Земля вечной войны | страница 63



— Сейчас так зовут психов, но вы, наверное, не это имеете в виду?

— Раньше этим словом называли тех, кто отдался Иблису. Впустил в себя кого-нибудь из его сыновей. Так называли одержимых. Истерика, пена у рта — это когда человек не может совладать с демоном, и демон порабощает его. Но иногда, изредка, человек оказывается сильнее демона. Но не изгоняет его, — а порабощает, завладевает его силой. И становится демоном сам — еще худшим. Что, звучит как страшная сказка? Рахим, Рахим, ты не хочешь оскорбить меня недоверием, — а глаза твои не верят мне. Облеки я свою мысль в слова сказки нынешней, сказки со страниц глянцевых журналов, скажи про истерию и маниакальный психоз, про потенциалы и пик разрядки, ты бы слушал меня по-другому. И поверил бы. Те, кто не верит в слова, оказываются у них в рабстве. — Хаджи Ибрагим усмехнулся. — Если бы я когда-то сказал про демонов и одержимость своим офицерам, меня посчитали бы сумасшедшим. А ведь каждый из них видел, что может одержимость. Новомодные слова тебя только обманут. Старые — вернее. Сейчас в безумии видят только болезнь. Изучают, как болезнь. Не понимая, что оно бывает предательством и разума, и человечности.

— Я понимаю, — сказал Рахим. — Убивая, он смеялся.

— Да. Ему нравилось. Ему было стыдно и мерзко. И хорошо. Потому он и смеялся. Демоны способны радоваться, лишь причиняя боль. Может, он и в самом деле художник. Был художником. А теперь он скормил кусок себя — самый большой и лучший кусок, — Иблису, и ему хочется вызывать его снова и снова. Ему нравится убивать. Ему нравится бесноваться. Ведь тогда он намного сильнее и быстрее тебя. Тогда он хозяин жизни и смерти таких, как ты.

— Так как же вы хотите договориться с таким чудовищем?
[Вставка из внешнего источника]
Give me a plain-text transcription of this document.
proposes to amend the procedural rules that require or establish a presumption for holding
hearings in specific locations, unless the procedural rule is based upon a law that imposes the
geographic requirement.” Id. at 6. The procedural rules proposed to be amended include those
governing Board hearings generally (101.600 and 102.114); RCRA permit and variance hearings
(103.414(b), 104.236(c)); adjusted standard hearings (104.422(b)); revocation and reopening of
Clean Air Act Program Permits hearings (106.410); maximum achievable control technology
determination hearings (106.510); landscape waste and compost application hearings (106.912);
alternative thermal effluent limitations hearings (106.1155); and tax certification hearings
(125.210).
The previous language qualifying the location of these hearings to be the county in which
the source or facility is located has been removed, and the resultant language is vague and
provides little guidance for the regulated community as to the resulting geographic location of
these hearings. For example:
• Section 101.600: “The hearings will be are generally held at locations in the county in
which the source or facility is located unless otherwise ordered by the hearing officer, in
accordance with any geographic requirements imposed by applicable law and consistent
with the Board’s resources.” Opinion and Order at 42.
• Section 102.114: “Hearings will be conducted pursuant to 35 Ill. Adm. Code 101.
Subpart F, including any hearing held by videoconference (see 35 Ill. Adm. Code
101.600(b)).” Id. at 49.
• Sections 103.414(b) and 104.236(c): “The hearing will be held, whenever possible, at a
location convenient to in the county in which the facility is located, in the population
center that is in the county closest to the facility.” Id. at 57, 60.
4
— Да так же, как и с тобой. Он ведь хочет жить. Боится боли. Причем с такой силой, с какой ты бояться никогда не сможешь. В тебе не уместится и сотой доли этого страха. Люди умеют оглушать свой страх. Иначе они не выжили бы в мире, наполненном миллионами опасностей. Уметь бояться, уметь чувствовать страх, когда другие уже давно оглушены и оравнодушены им, — редкий, удивительный, страшный талант. Такой страх и родил его безумие. Потому с ним можно договориться, — обещая жизнь и отсутствие боли. И еще кое-что на придачу. Но сперва — его нужно подготовить. Я отправлю его в горы. Пускай отъестся, успокоится. Пускай поживет. А там — увидим.

Юса вместе с бревном запихнули в ГАЗ-66, в устроенную в кузове коробку, специально сделанную для перевозки живого товара. От жары и качки Юса разморило, и он уснул. Спящим он миновал несколько пограничных постов и бестревожно пересек киргизско-узбекскую границу. Тех, кто его вез, таможенники и пограничники тоже не очень тревожили. Они подходили, брали под козырек, махали рукой, желая счастливого пути. Один, уже на киргизской стороне, попросил передать пожелания доброго здоровья и благополучия почтенному хаджи Ибрагиму. Газик остановился во дворе большой усадьбы на окраине селения, поместившегося в устье широкого, длинного ущелья, на берегу яростной, мутно-серой реки, сбегавшей с ледников Алая.